Mike Williams tore up his matchup with Jaire Alexander for 111 yards on just three targets, including a pair of 40+ plays. Regardless of coverage, Philip Rivers sat back and picked up apart the secondary, putting up 294 yards on 10.5 yards per attempt, notching his first career win over the Packers, the Chargers’ first as a host vs. Green Bay, and just second the second win for the Chargers franchise all-time against the Packers.

Joey Bosa and Melvin Ingram bewildered one of the best offensive tackle duos in football, but pre-snap penalties and missed assignments only compounded those problems. That pass rush kept Rodgers from being able to take advantage of immobile linebackers and backup safeties for L.A.

Any thought this Packers offense would seamlessly re-integrate Adams into the fold left in the first half. Adjustments must come to playcalling and gameplan from Matt LaFleur and it felt at times as though Rodgers forced the ball to Adams rather than make this progression reads. For a duo that executed in seeming lockstep most of the season, they failed to catch a rhythm. Penalties must be cleaned up and LaFleur will need to find a way to get Adams in the mix without disrupting what made this team so special without him.

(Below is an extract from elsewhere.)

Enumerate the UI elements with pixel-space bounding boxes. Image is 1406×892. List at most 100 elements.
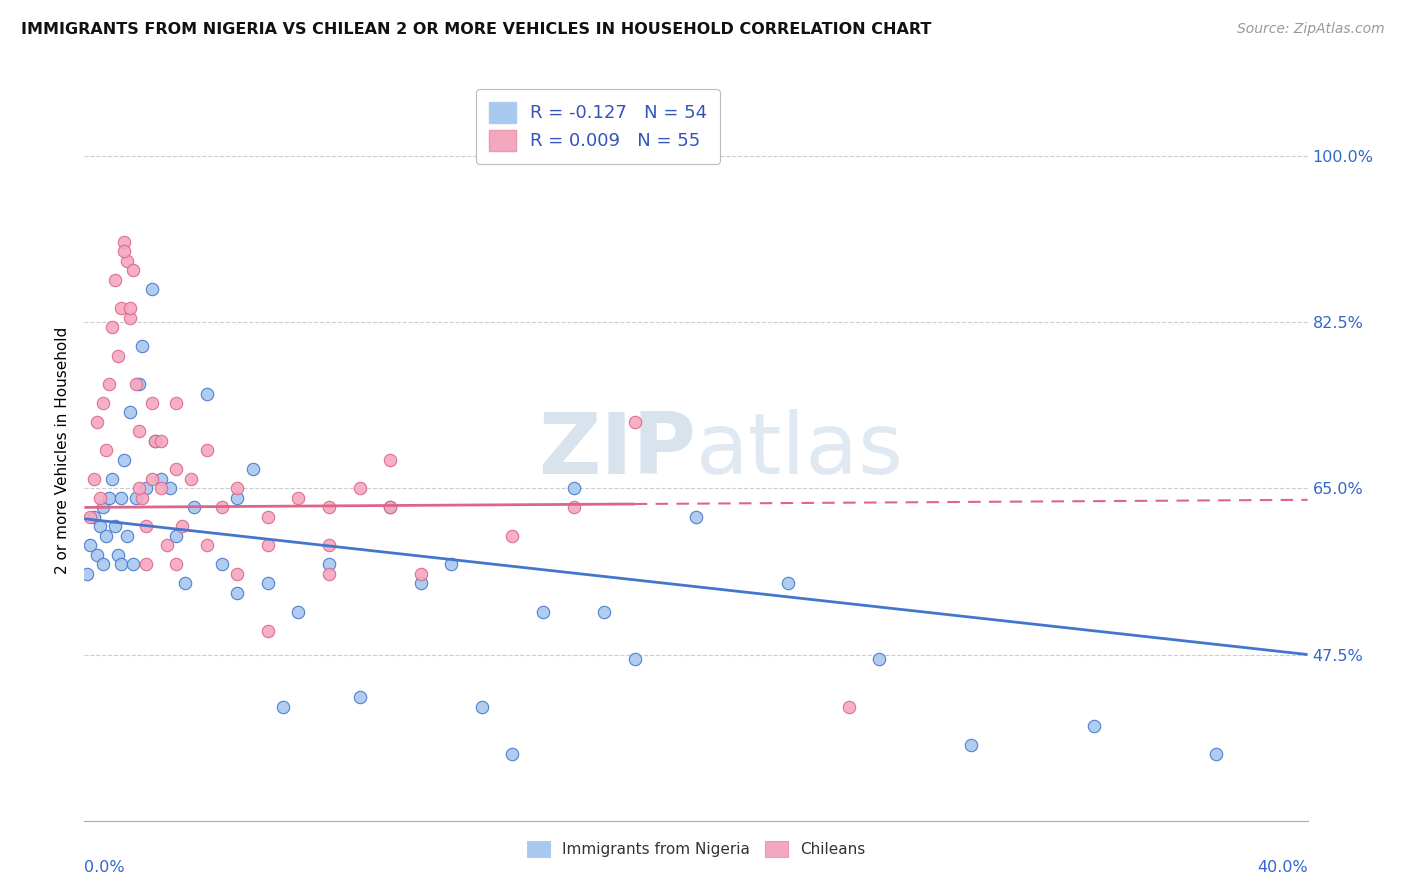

Pettine, for his part, likewise lost his mojo in this game. Rivers never stressed in the pocket or pre-snap, reading the Packers’ mail all game. As he shuffles through personnel, offenses are finding in too easy to matriculate down field. There were fewer coverage busts, but odd playcalls and a lack of aggression once again marked this team. Playing as healthy as they’ve been all season removes any excuse in terms of personnel concerns. This is more or less the same team that looked so impressive the first month of the season.

The half-full beer approach would be to say this team needed a reset, a reminder of the intensity every week requires in the NFL. They’re 7-2, still clear of the rival Vikings in the NFC North after Minnesota lost to Matt Moore in Kansas City on Sunday. The half-empty beer would point out the concerning trend of a defense unable to get stops with anything resembling consistency. It doesn’t end their season, but the version of the Packers we saw Sunday they’d like to very soon forget.